The Avalanches singles chronology
| "Colours" (2016) | "Subways" (2016) | "We Will Always Love You" (2020) |

= Subways (song) =

"Subways" is a song by Australian electronic music group the Avalanches. The song was released as the third single from their second studio album, Wildflower (2016), on 22 June 2016. The song rose to number 81 on the Australian ARIA Charts.

== Background ==
"Subways" was first premiered live on 3 June 2016 during the Avalanches' performance at the Primavera Sound festival in Barcelona. It was supposed to be the group's first live-band show since 2007, but their plans were forced to change last minute to a DJ set because of what member James Dela Cruz described as "visa fuckups".

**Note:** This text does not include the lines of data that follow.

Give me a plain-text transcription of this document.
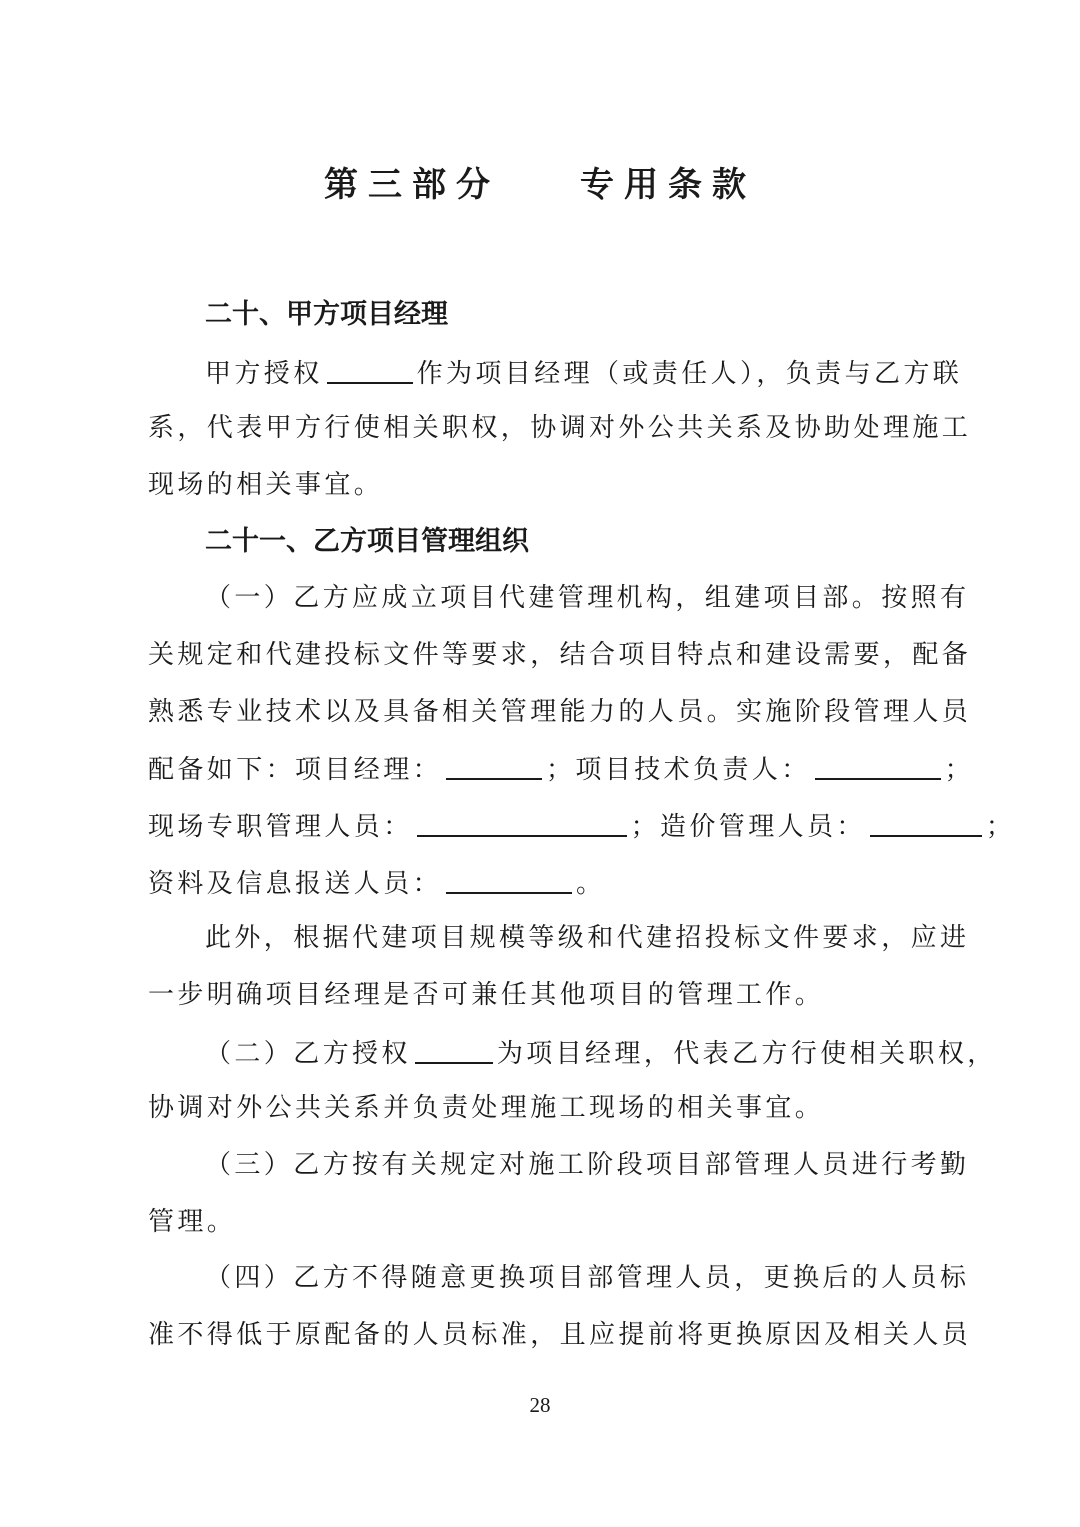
第三部分 专用条款
二十、甲方项目经理
甲方授权	作为项目经理（或责任人），负责与乙方联
系，代表甲方行使相关职权，协调对外公共关系及协助处理施工
现场的相关事宜。
二十一、乙方项目管理组织
（一）乙方应成立项目代建管理机构，组建项目部。按照有
关规定和代建投标文件等要求，结合项目特点和建设需要，配备
熟悉专业技术以及具备相关管理能力的人员。实施阶段管理人员
配备如下：项目经理：	；项目技术负责人：	；
现场专职管理人员：	；造价管理人员：	；
资料及信息报送人员：	。
此外，根据代建项目规模等级和代建招投标文件要求，应进
一步明确项目经理是否可兼任其他项目的管理工作。
（二）乙方授权	为项目经理，代表乙方行使相关职权，
协调对外公共关系并负责处理施工现场的相关事宜。
（三）乙方按有关规定对施工阶段项目部管理人员进行考勤
管理。
（四）乙方不得随意更换项目部管理人员，更换后的人员标
准不得低于原配备的人员标准，且应提前将更换原因及相关人员
28
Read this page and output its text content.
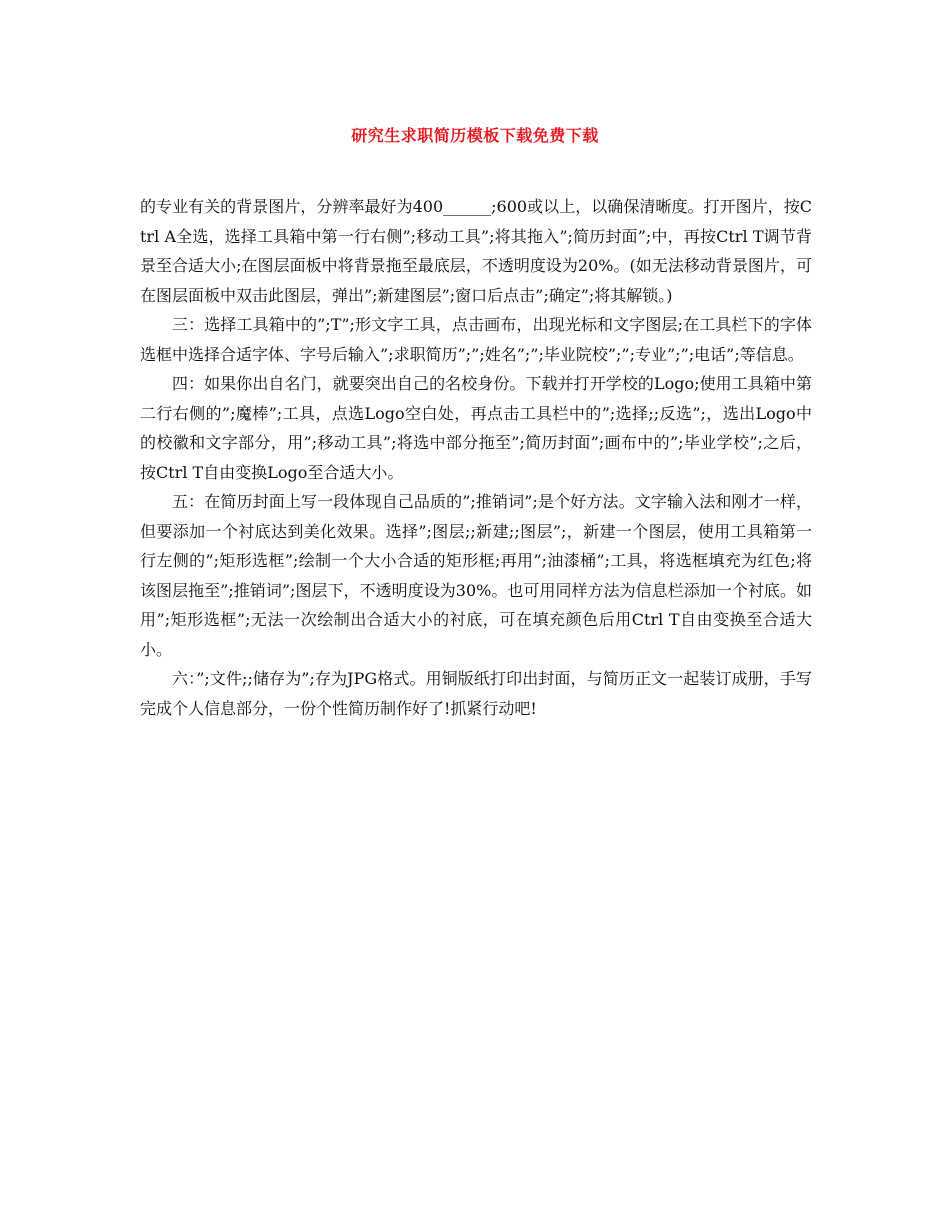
研究生求职简历模板下载免费下载

的专业有关的背景图片，分辨率最好为400______;600或以上，以确保清晰度。打开图片，按Ctrl A全选，选择工具箱中第一行右侧”;移动工具”;将其拖入”;简历封面”;中，再按Ctrl T调节背景至合适大小;在图层面板中将背景拖至最底层，不透明度设为20%。(如无法移动背景图片，可在图层面板中双击此图层，弹出”;新建图层”;窗口后点击”;确定”;将其解锁。)

三：选择工具箱中的”;T”;形文字工具，点击画布，出现光标和文字图层;在工具栏下的字体选框中选择合适字体、字号后输入”;求职简历”;”;姓名”;”;毕业院校”;”;专业”;”;电话”;等信息。

四：如果你出自名门，就要突出自己的名校身份。下载并打开学校的Logo;使用工具箱中第二行右侧的”;魔棒”;工具，点选Logo空白处，再点击工具栏中的”;选择;;反选”;，选出Logo中的校徽和文字部分，用”;移动工具”;将选中部分拖至”;简历封面”;画布中的”;毕业学校”;之后，按Ctrl T自由变换Logo至合适大小。

五：在简历封面上写一段体现自己品质的”;推销词”;是个好方法。文字输入法和刚才一样，但要添加一个衬底达到美化效果。选择”;图层;;新建;;图层”;，新建一个图层，使用工具箱第一行左侧的”;矩形选框”;绘制一个大小合适的矩形框;再用”;油漆桶”;工具，将选框填充为红色;将该图层拖至”;推销词”;图层下，不透明度设为30%。也可用同样方法为信息栏添加一个衬底。如用”;矩形选框”;无法一次绘制出合适大小的衬底，可在填充颜色后用Ctrl T自由变换至合适大小。

六：”;文件;;储存为”;存为JPG格式。用铜版纸打印出封面，与简历正文一起装订成册，手写完成个人信息部分，一份个性简历制作好了!抓紧行动吧!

The studio version was released on 22 June as the album's third single.

==Composition==
"Subways" has been described as a disco-funk song. Like the other tracks on Wildflower, it is a mainly sample-based track, which samples "Warm Ride" by the Bee Gees, performed by Graham Bonnet, as well as "Black Water" by Patrick Simmons. The main vocals of the song are pulled from a 1980 song titled "Subways" by Chandra Oppenheim, who was 12 years old at the time of its release. She had not previously heard about the Avalanches until they approached her regarding the sample. Featuring strings throughout, the song had been compared to the group's previous work by Spin and described as featuring a "grooving bassline" and "richly-textured sonic layers" by Rolling Stone.

==Track listing==
Source:

Digital download
| No. | Title | Length |
|---|---|---|
| 1. | "Subways" | 3:10 |

==Charts==

| Chart (2016) | Peak position |
|---|---|
| Australia (ARIA) | 81 |

==Certifications==

| Region | Certification | Certified units/sales |
| Australia (ARIA) | Gold | 35,000^{‡} |
^{‡} Sales+streaming figures based on certification alone.